Time to get the plans in action.
First, contact Mrs. Hastings, the longsuffering Scottish housekeeper.
Will be arriving at La Guardia at 4pm. Have the driver meet me.
The driver’s name was Samuel, and he’d worked for the Quentons for the past five years. He had aspirations of being a novelist, and his wife had given birth last year, but Diana knew nothing about this. Samuel had no sex appeal for her so she’d never bothered to seduce him, which might be why he’d lasted so long in her employ.
The stewardess hovered over her shoulder like a bloody school marm.
‘Excuse me, ma’am, I must ask you to put away your device during take-off.’
‘Of course,’ Diana said. ‘Silly me.’ She made a show of placing the phone in her purse until the stewardess had moved on.

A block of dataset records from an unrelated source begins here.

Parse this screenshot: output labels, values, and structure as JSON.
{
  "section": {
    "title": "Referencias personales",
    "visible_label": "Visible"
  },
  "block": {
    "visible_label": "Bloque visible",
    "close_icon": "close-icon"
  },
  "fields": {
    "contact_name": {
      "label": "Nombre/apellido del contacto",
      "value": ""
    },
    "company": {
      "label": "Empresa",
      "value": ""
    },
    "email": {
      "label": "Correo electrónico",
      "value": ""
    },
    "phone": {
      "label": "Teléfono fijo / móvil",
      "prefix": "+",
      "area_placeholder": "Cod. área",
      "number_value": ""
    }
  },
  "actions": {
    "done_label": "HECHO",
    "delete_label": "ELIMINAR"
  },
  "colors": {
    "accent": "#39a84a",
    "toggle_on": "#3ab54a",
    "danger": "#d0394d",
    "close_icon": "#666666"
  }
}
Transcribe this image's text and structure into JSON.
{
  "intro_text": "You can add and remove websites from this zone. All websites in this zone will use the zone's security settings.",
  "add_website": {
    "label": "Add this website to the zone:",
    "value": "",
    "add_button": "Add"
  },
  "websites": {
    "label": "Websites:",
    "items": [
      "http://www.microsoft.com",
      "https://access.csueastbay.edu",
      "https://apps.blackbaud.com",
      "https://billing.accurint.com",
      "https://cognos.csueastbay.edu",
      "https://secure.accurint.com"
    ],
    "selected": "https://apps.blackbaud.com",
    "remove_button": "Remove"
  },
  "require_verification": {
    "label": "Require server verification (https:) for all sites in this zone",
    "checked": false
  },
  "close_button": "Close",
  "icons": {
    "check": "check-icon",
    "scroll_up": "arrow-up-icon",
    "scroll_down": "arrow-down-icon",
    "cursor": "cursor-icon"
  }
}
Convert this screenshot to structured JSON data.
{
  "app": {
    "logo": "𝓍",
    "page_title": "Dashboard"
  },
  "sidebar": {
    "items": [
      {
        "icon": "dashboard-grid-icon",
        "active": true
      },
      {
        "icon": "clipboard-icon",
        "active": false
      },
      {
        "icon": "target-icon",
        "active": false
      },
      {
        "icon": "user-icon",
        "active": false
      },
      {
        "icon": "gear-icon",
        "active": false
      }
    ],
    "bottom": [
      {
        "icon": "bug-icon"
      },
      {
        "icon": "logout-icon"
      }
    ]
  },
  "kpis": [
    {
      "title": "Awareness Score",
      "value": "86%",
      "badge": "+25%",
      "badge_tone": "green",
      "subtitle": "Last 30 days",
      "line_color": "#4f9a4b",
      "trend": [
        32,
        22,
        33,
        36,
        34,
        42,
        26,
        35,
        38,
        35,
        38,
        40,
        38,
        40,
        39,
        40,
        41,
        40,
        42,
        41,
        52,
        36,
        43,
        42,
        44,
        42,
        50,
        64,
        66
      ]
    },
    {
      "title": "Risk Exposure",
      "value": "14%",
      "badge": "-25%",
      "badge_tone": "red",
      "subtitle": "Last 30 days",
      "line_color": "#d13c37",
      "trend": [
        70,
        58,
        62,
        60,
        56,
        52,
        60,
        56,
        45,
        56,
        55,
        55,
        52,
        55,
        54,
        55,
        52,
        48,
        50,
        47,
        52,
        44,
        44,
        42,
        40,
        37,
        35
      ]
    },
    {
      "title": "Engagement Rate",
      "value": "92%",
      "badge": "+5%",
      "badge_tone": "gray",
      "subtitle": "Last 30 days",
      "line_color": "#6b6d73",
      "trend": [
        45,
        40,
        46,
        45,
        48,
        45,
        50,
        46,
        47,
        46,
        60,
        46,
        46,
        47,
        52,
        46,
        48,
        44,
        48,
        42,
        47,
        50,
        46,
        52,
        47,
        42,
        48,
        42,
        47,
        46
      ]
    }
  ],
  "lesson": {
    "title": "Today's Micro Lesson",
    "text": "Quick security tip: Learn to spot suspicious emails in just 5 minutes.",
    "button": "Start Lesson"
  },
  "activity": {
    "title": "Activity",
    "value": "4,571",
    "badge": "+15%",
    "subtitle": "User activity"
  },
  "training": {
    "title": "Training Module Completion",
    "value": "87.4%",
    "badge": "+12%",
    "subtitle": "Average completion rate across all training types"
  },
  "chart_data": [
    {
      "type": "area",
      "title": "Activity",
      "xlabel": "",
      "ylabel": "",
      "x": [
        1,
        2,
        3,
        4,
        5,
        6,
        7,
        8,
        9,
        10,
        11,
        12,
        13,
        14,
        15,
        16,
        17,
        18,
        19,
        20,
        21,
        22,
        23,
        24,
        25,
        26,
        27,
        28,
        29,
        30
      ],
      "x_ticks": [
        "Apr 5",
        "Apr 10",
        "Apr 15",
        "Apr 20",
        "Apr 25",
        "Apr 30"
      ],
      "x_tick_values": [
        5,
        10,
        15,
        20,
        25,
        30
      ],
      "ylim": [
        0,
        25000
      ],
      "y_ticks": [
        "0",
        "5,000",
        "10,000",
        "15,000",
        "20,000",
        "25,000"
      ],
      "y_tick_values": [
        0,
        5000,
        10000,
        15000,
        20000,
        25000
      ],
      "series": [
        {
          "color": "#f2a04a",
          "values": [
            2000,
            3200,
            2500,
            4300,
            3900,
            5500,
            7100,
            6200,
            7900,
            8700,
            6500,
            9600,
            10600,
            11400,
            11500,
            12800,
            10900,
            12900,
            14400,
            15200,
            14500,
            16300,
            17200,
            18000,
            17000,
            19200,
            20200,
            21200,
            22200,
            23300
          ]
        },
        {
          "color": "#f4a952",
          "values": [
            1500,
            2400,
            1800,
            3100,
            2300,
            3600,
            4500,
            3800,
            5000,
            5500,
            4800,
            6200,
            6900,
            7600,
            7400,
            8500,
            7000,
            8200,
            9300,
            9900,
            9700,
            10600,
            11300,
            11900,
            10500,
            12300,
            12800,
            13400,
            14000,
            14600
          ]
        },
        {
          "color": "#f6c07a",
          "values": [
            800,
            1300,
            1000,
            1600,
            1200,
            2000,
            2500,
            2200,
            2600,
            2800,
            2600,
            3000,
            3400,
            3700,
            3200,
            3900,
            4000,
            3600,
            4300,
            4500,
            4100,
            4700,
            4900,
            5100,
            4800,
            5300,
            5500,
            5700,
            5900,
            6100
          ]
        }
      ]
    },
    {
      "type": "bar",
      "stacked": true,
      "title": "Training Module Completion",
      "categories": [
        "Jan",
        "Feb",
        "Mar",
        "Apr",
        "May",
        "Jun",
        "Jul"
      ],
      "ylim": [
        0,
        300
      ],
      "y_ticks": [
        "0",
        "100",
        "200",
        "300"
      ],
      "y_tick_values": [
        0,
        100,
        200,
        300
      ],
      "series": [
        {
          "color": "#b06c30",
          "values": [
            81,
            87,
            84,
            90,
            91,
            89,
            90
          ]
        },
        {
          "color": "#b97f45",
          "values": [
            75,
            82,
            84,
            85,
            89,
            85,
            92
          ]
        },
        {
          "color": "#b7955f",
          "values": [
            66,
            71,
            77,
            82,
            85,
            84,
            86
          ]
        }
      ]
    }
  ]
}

Then out it came again.
The next text was to Susie.
Returning early. Come round at 9am tomorrow.
After a moment’s consideration, she added:
All is well. Don’t panic.
Because she would get her knickers in a knot, the silly cow. Diana wished she could have a second-in-command with more backbone and guts, but Susie was the only one in the group who really listened to her, who she could trust to carry out her demands without slacking off or showing attitude. It was just too bad that the woman couldn’t be more of an independent thinker.
Diana felt the stewardess breathing behind her and shoved the phone away again before she had a chance to get indignant. She was finished with it anyway so she lay back in the chair and feigned to sleep to avoid the lecture.
If Mark were dead... There would be an upside to his death of course. She looked fabulous in black (everyone told her how well she carried it off) and there would be the comfort of all that lovely money. And best of all, she would no longer have to pretend to be happily married.
However, until they had a body as proof, she would go ahead with the plans for the Animal Gala. Diana Quenton had been called many things over the years, and many people strongly disliked her forceful personality but no-one could ever fault her generosity for four-legged furry creatures.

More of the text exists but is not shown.